L’armistice a été signé, l’Alsace et la Lorraine annexées au Reich. Faut-il revenir au pays ? Quelques Alsaciens et Lorrains rentrent. Acte de foi ? Signe de lucidité ? En dépit des pressions dont ils sont l’objet de la part des autorités allemandes soucieuses de reconstituer l’Université à Strasbourg (*), la majorité d’entre eux reste en Auvergne.

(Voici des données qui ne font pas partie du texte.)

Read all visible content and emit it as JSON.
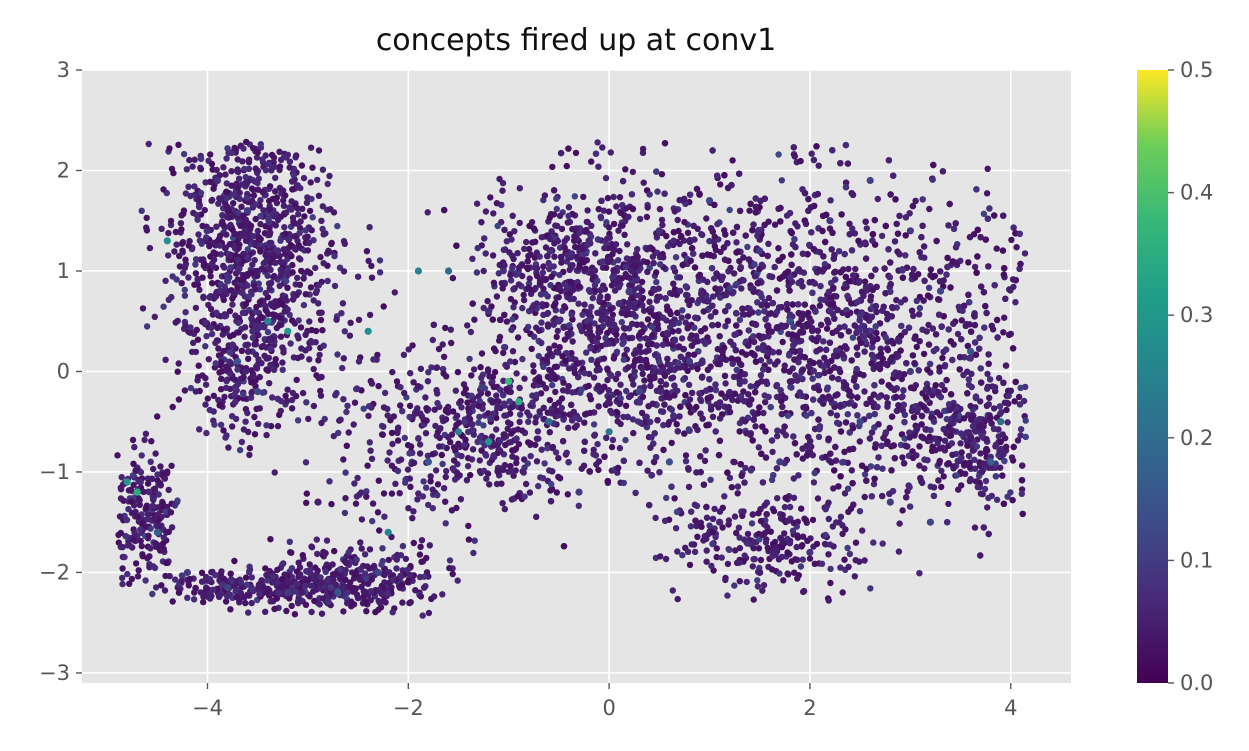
{
  "chart_data": {
    "type": "scatter",
    "title": "concepts fired up at conv1",
    "xlabel": "",
    "ylabel": "",
    "xlim": [
      -5.25,
      4.6
    ],
    "ylim": [
      -3.1,
      3.0
    ],
    "xticks": [
      -4,
      -2,
      0,
      2,
      4
    ],
    "xtick_labels": [
      "−4",
      "−2",
      "0",
      "2",
      "4"
    ],
    "yticks": [
      -3,
      -2,
      -1,
      0,
      1,
      2,
      3
    ],
    "ytick_labels": [
      "−3",
      "−2",
      "−1",
      "0",
      "1",
      "2",
      "3"
    ],
    "grid": true,
    "background": "#e5e5e5",
    "colormap": "viridis",
    "colorbar": {
      "range": [
        0.0,
        0.5
      ],
      "ticks": [
        0.0,
        0.1,
        0.2,
        0.3,
        0.4,
        0.5
      ],
      "tick_labels": [
        "0.0",
        "0.1",
        "0.2",
        "0.3",
        "0.4",
        "0.5"
      ]
    },
    "points": [
      [
        -3.9,
        1.9,
        0.08
      ],
      [
        -3.6,
        1.6,
        0.1
      ],
      [
        -3.3,
        1.2,
        0.07
      ],
      [
        -3.8,
        0.9,
        0.09
      ],
      [
        -3.4,
        0.5,
        0.25
      ],
      [
        -3.2,
        0.4,
        0.3
      ],
      [
        -3.7,
        0.1,
        0.15
      ],
      [
        -3.5,
        -0.2,
        0.12
      ],
      [
        -4.4,
        1.3,
        0.28
      ],
      [
        -4.8,
        -1.1,
        0.3
      ],
      [
        -4.7,
        -1.2,
        0.35
      ],
      [
        -4.5,
        -1.6,
        0.18
      ],
      [
        -4.2,
        -2.0,
        0.1
      ],
      [
        -3.8,
        -2.15,
        0.12
      ],
      [
        -3.2,
        -2.2,
        0.1
      ],
      [
        -2.7,
        -2.2,
        0.15
      ],
      [
        -2.3,
        -2.0,
        0.12
      ],
      [
        -2.2,
        -1.6,
        0.25
      ],
      [
        -2.9,
        -1.3,
        0.05
      ],
      [
        -2.4,
        0.4,
        0.28
      ],
      [
        -1.9,
        1.0,
        0.25
      ],
      [
        -1.6,
        1.0,
        0.2
      ],
      [
        -1.2,
        0.6,
        0.08
      ],
      [
        -1.0,
        -0.1,
        0.38
      ],
      [
        -0.9,
        -0.3,
        0.35
      ],
      [
        -1.2,
        -0.7,
        0.3
      ],
      [
        -1.5,
        -0.6,
        0.25
      ],
      [
        -0.6,
        -0.5,
        0.2
      ],
      [
        -1.8,
        -0.9,
        0.15
      ],
      [
        -0.3,
        -1.2,
        0.1
      ],
      [
        0.0,
        -0.6,
        0.22
      ],
      [
        0.3,
        -0.2,
        0.12
      ],
      [
        0.2,
        0.8,
        0.1
      ],
      [
        0.5,
        1.4,
        0.08
      ],
      [
        1.0,
        1.7,
        0.12
      ],
      [
        1.5,
        1.2,
        0.1
      ],
      [
        1.8,
        0.5,
        0.14
      ],
      [
        2.2,
        1.5,
        0.09
      ],
      [
        2.6,
        1.9,
        0.11
      ],
      [
        3.0,
        1.4,
        0.1
      ],
      [
        3.3,
        0.8,
        0.12
      ],
      [
        3.6,
        0.2,
        0.15
      ],
      [
        3.9,
        -0.5,
        0.2
      ],
      [
        3.8,
        -0.9,
        0.18
      ],
      [
        2.5,
        -0.5,
        0.12
      ],
      [
        1.7,
        -0.9,
        0.1
      ],
      [
        1.1,
        -1.5,
        0.06
      ],
      [
        1.5,
        -2.0,
        0.05
      ],
      [
        2.0,
        -1.8,
        0.08
      ],
      [
        2.8,
        -1.3,
        0.1
      ],
      [
        3.2,
        -1.5,
        0.12
      ],
      [
        0.8,
        0.1,
        0.1
      ],
      [
        -0.5,
        0.5,
        0.08
      ],
      [
        -0.2,
        1.3,
        0.06
      ],
      [
        0.6,
        -0.9,
        0.14
      ],
      [
        3.0,
        0.0,
        0.1
      ]
    ]
  }
}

Bientôt les expulsés viennent grossir leurs rangs, patriotes, juifs, gitans et personnes originaires de l’empire colonial. Au fil des jours, ils sont rejoints par les évadés fuyant la nazification de leur région et l’enrôlement forcé dans les organisations fascistes, puis dans le service militarisé du travail. Inquiets malgré "l’assurance de la haute protection du Maréchal Pétain", quelques étudiants suggèrent à leurs doyens un repli tactique en Algérie ou au Maroc. Une idée jugée fantaisiste à l’époque et pourtant !

Après novembre 1942, cette hypothèse ne sera plus envisageable. De fait, Hitler a planifié l’anéantissement de l’Université de Strasbourg. Il veut ramener dans le Reich "les cinq cents étudiants évacués, ainsi que le corps enseignant de l’Université de Strasbourg à Clermont-Ferrand, qui constitueraient un foyer tout particulier d’activité anti-allemande". Au cours des interrogatoires ultérieurs, on leur reprochera même d’avoir inspiré la Résistance auvergnate. Excessif, mais les contacts existent dès le début et se développent. La répression guette les réfugiés.

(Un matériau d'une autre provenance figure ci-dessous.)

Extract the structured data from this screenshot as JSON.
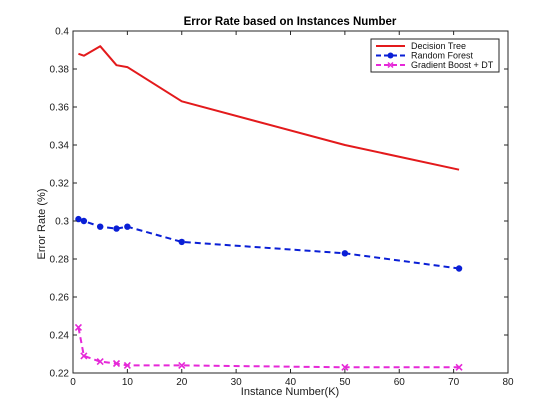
{
  "chart_data": {
    "type": "line",
    "title": "Error Rate based on Instances Number",
    "xlabel": "Instance Number(K)",
    "ylabel": "Error Rate (%)",
    "xlim": [
      0,
      80
    ],
    "ylim": [
      0.22,
      0.4
    ],
    "xticks": [
      0,
      10,
      20,
      30,
      40,
      50,
      60,
      70,
      80
    ],
    "yticks": [
      0.22,
      0.24,
      0.26,
      0.28,
      0.3,
      0.32,
      0.34,
      0.36,
      0.38,
      0.4
    ],
    "xtick_labels": [
      "0",
      "10",
      "20",
      "30",
      "40",
      "50",
      "60",
      "70",
      "80"
    ],
    "ytick_labels": [
      "0.22",
      "0.24",
      "0.26",
      "0.28",
      "0.3",
      "0.32",
      "0.34",
      "0.36",
      "0.38",
      "0.4"
    ],
    "grid": false,
    "legend_position": "top-right",
    "series": [
      {
        "name": "Decision Tree",
        "color": "#e31a1c",
        "line_style": "solid",
        "marker": "none",
        "x": [
          1,
          2,
          5,
          8,
          10,
          20,
          50,
          71
        ],
        "y": [
          0.388,
          0.387,
          0.392,
          0.382,
          0.381,
          0.363,
          0.34,
          0.327
        ]
      },
      {
        "name": "Random Forest",
        "color": "#0a1fd6",
        "line_style": "dashed",
        "marker": "dot",
        "x": [
          1,
          2,
          5,
          8,
          10,
          20,
          50,
          71
        ],
        "y": [
          0.301,
          0.3,
          0.297,
          0.296,
          0.297,
          0.289,
          0.283,
          0.275
        ]
      },
      {
        "name": "Gradient Boost + DT",
        "color": "#e628d8",
        "line_style": "dashed",
        "marker": "x",
        "x": [
          1,
          2,
          5,
          8,
          10,
          20,
          50,
          71
        ],
        "y": [
          0.244,
          0.229,
          0.226,
          0.225,
          0.224,
          0.224,
          0.223,
          0.223
        ]
      }
    ]
  }
}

Le 24 juin 1943, le résistant Georges Raynaud (alias Fernoël) est pris dans une souricière et abat deux Allemands. Immédiatement, la Gestapo lie cette affaire à l’Université de Strasbourg. Le soir-même, une soixantaine de SS encerclent le foyer la Gallia, conduisent ses occupant dans la prison du 92e régiment d’infanterie, avant de les transférer à la prison centrale de Moulins. Les Juifs partent vers Drancy et Auschwitz. Aucun n’a survécu. Presque tous les autres sont transférés à Buchenwald.

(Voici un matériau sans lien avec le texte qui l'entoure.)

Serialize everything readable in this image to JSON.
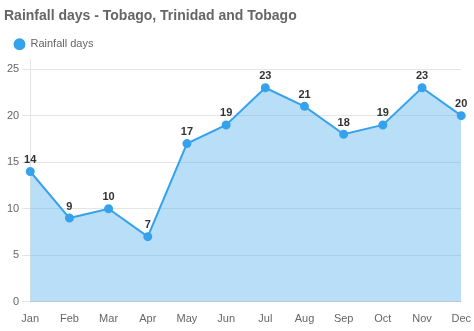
{
  "chart_data": {
    "type": "area",
    "title": "Rainfall days - Tobago, Trinidad and Tobago",
    "categories": [
      "Jan",
      "Feb",
      "Mar",
      "Apr",
      "May",
      "Jun",
      "Jul",
      "Aug",
      "Sep",
      "Oct",
      "Nov",
      "Dec"
    ],
    "series": [
      {
        "name": "Rainfall days",
        "values": [
          14,
          9,
          10,
          7,
          17,
          19,
          23,
          21,
          18,
          19,
          23,
          20
        ]
      }
    ],
    "ylim": [
      0,
      26
    ],
    "yticks": [
      0,
      5,
      10,
      15,
      20,
      25
    ],
    "grid": "y",
    "legend": "upper left",
    "marker": "circle",
    "data_labels": true
  }
}
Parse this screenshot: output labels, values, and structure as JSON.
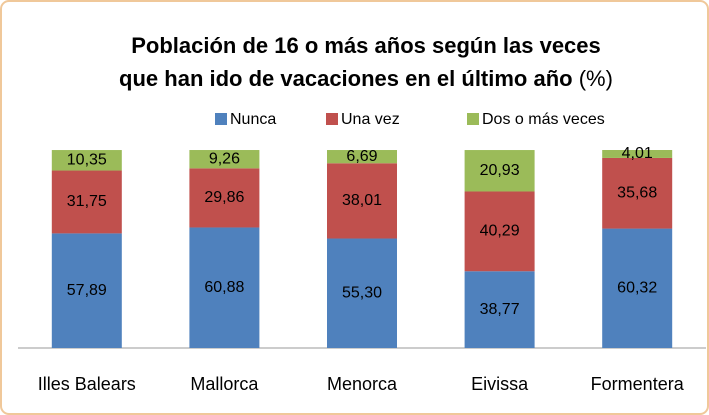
{
  "chart_data": {
    "type": "stacked_bar",
    "title": [
      "Población de 16 o más años según las veces",
      "que han ido de vacaciones en el último año"
    ],
    "title_unit": "(%)",
    "categories": [
      "Illes Balears",
      "Mallorca",
      "Menorca",
      "Eivissa",
      "Formentera"
    ],
    "series": [
      {
        "name": "Nunca",
        "color": "#4f81bd",
        "values": [
          57.89,
          60.88,
          55.3,
          38.77,
          60.32
        ],
        "value_labels": [
          "57,89",
          "60,88",
          "55,30",
          "38,77",
          "60,32"
        ]
      },
      {
        "name": "Una vez",
        "color": "#c0504d",
        "values": [
          31.75,
          29.86,
          38.01,
          40.29,
          35.68
        ],
        "value_labels": [
          "31,75",
          "29,86",
          "38,01",
          "40,29",
          "35,68"
        ]
      },
      {
        "name": "Dos o más veces",
        "color": "#9bbb59",
        "values": [
          10.35,
          9.26,
          6.69,
          20.93,
          4.01
        ],
        "value_labels": [
          "10,35",
          "9,26",
          "6,69",
          "20,93",
          "4,01"
        ]
      }
    ],
    "legend": "top"
  }
}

Le 25 novembre 1943, à 10h30, les soldats encerclent le bâtiment universitaire de l’avenue Carnot, réunissent de force étudiants et enseignants (environ cinq cents personnes). Un certain Mathieu, soi-disant étudiant et une jeune allemande surnommée "la panthère" dirigent l’opération, contrôlent les identités, le départ en camions vers la prison du 92e régiment d’infanterie, sélectionnent ceux qui peuvent partir et ceux qui doivent rester. Trente pour cent restent sous les verrous, parmi lesquels les juifs, les étrangers et de nombreux strasbourgeois. Transferts, déportations. Beaucoup n’en sont pas revenus. Le réalisateur Barcha Bauer, auteur d’un documentaire sur les résistants de la région, a retrouvé et interviewé les témoins et acteurs de ce drame. Son prochain film sera consacré à l’Université de Strasbourg.